Kevin Rose, founder of Digg, shared his insight on how he built Digg and lessons he's taken from that experience:
- Everything on Digg is an RSS feed -- let users get the info they want
- Launched Digg via a blog.
- Found the right audience (personal passion about tech news)
- Highlights users
- Started w/ very limited features -- add them in one at a time to make sure people understand how to use them.
- All features that go into Digg are a tool for self expression! Stay away from "me too" features. In Digg's case, they don't offer tagging.
- Make it simple; make it rewarding - activities should be one click (e.g. digg, bury, #1).
- Know that you users in a social networking app want to deal with the good and the bad. Give them tools to "destroy the garbage" (in Digg's case, the "bury" function).
- Experiment! labs.digg.com
- Allows users a new way to discover news stories
- Give developers time to work on new things
- 500K regular users, 1M daily unique visitors, 10M pages per day
- Scaling - read "Inside LiveJournal's Backend" [pdf]

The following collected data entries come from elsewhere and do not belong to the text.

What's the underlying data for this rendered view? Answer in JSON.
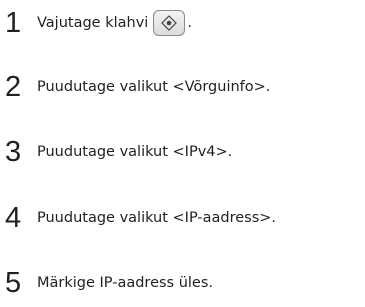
{
  "steps": [
    {
      "number": "1",
      "text": "Vajutage klahvi",
      "key_icon": "settings-key-icon",
      "suffix": "."
    },
    {
      "number": "2",
      "text": "Puudutage valikut <Võrguinfo>."
    },
    {
      "number": "3",
      "text": "Puudutage valikut <IPv4>."
    },
    {
      "number": "4",
      "text": "Puudutage valikut <IP-aadress>."
    },
    {
      "number": "5",
      "text": "Märkige IP-aadress üles."
    }
  ]
}
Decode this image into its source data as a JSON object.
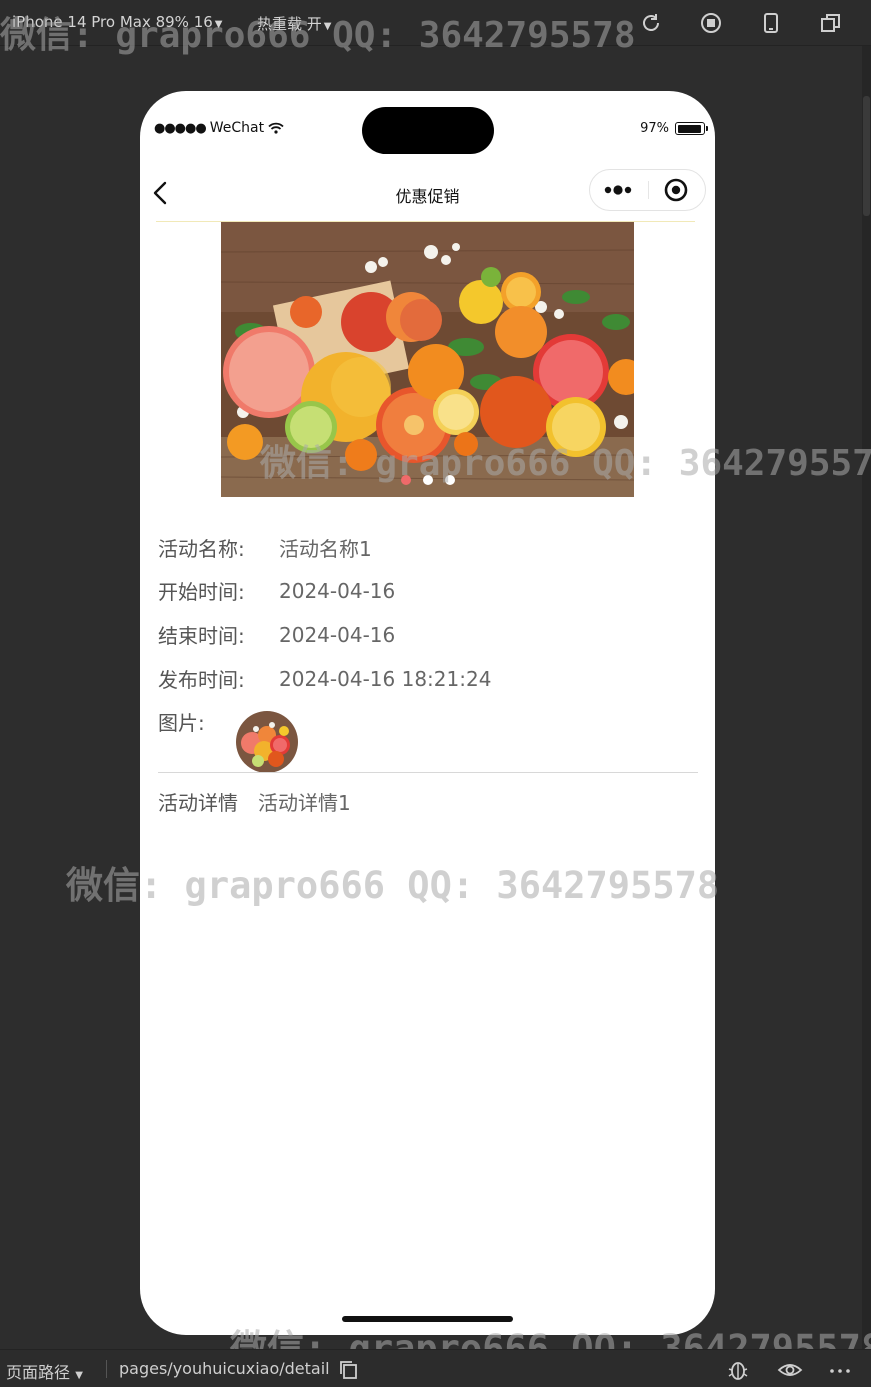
{
  "devtools": {
    "device_label": "iPhone 14 Pro Max 89% 16",
    "hot_reload_label": "热重载 开",
    "page_path_label": "页面路径",
    "page_path": "pages/youhuicuxiao/detail"
  },
  "status_bar": {
    "carrier": "WeChat",
    "battery": "97%"
  },
  "navbar": {
    "title": "优惠促销"
  },
  "carousel": {
    "image": "citrus-fruits-photo",
    "slide_count": 3,
    "active_index": 0,
    "active_color": "#f06a6a"
  },
  "details": {
    "name_label": "活动名称:",
    "name_value": "活动名称1",
    "start_label": "开始时间:",
    "start_value": "2024-04-16",
    "end_label": "结束时间:",
    "end_value": "2024-04-16",
    "publish_label": "发布时间:",
    "publish_value": "2024-04-16 18:21:24",
    "image_label": "图片:",
    "desc_label": "活动详情",
    "desc_value": "活动详情1"
  },
  "watermark": {
    "text_1": "微信: grapro666 QQ: 3642795578",
    "text_2": "微信: grapro666 QQ: 3642795578",
    "text_3": "微信: grapro666 QQ: 3642795578"
  }
}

- Anonymous vs associated comments ... a bit of self editing happens on Digg b/c users have their names associated with a story. Friends see what they digg.
- Digg is in the process of creating an API where you can digg directly from a site. Also in the process of creating something where users can manage their own data (e.g. comments) as well as export their attention data for their own use.
You can also check out Digg's blog.
Side note .. the stuff from Digg labs is some really cool shit! They work with an interaction design firm in San Francisco called Stamen. The two tools: Swarm & Stack allow really interesting visualisation of the traffic that is coming into Digg, how people are digging stories, and relationships between people. Amazing. And mesmerizing!